Метла обещала поделить деньги, но сказала, что сначала нужно поменять эти купюры на другие, у этих все номера переписаны, сразу поймают.
Потом все разбежались дожидаться денег, а теперь Косарь достает Лиса, требует долю, иначе будет плохо всем. Грозится напустить на них братву и все такое прочее.
Косарь жил в противоположном конце города – рыжий назвал его адрес.
Камера зафиксировала все, что рассказал мне Милютин, и я стал думать, что мне делать. То ли погрузить супостатов в «девятку» и отвезти олигарху, то ли оставить их здесь. И в том, и в этом варианте были свои плюсы и минусы, однако вариант с вывозом этого генетического мусора смотрелся гораздо более опасным, и я его отверг без всякого сомнения.
Босс лежал без сознания, потому допросить его не удалось. Да и какой смысл? Лис все выложил, все до мельчайших подробностей было ясно, так что терять время на вранье второго члена банды мне не хотелось. А потому я просто связал обоих, сняв их с «ласточки» – больше пятнадцати минут на «ласточке» выдержать невозможно, – и как следует перевязал убийцу. Он должен дожить. До чего? До суда, либо до… справедливого суда.

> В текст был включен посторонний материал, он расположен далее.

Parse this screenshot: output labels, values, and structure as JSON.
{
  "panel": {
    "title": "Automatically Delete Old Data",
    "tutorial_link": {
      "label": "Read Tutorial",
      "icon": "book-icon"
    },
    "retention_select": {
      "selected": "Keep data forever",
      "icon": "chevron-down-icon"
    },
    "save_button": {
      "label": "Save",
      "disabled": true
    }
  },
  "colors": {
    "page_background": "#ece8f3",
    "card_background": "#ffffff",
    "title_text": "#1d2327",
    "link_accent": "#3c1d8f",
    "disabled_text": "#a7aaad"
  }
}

Если его будут судить по закону – дадут лет двадцать. Он даже может выйти из тюрьмы, пусть и не молодым существом, но выйти. А вот старики уже никогда и никуда не выйдут. Поэтому, по моему мнению, ему жить нельзя. Кстати, как и этой самой Метле. Фактически это она убила стариков, пусть и руками Босса.
Связав бандитов, я заткнул обоим рты, чтобы гады не вопили, забрал ключи от калитки, от замка на двери и пошел наружу.
Уже запирая дверь, посмотрел туда, где я лежал, дожидаясь супостатов, и невольно поежился – фактически лежал на могиле. «Небо, солнышко, птички поют, травка!» Ага. Только подо мной еще и мамаша рыжего, которую эти мрази грохнули, чтобы не мешала им жить. Орала, «выступала», вот и довыступалась.
Рыжий сказал, что и ее грохнул Босс, но я ему не поверил. Вдвоем убивали, точно. Один ноги держал, второй душил. А потом пенсию получал за мать – она была инвалидом третьей группы, пенсию на дом носили. Он расписывался, и никто ни разу не спросил, почему это женщина за три месяца ни разу не получила пенсию сама.
У меня было ощущение, что я окунулся в яму с дерьмом. Настолько все мелко, гнусно и жестоко, что не находилось других слов, чтобы все это охарактеризовать. Эти твари – как взбесившиеся обезьяны.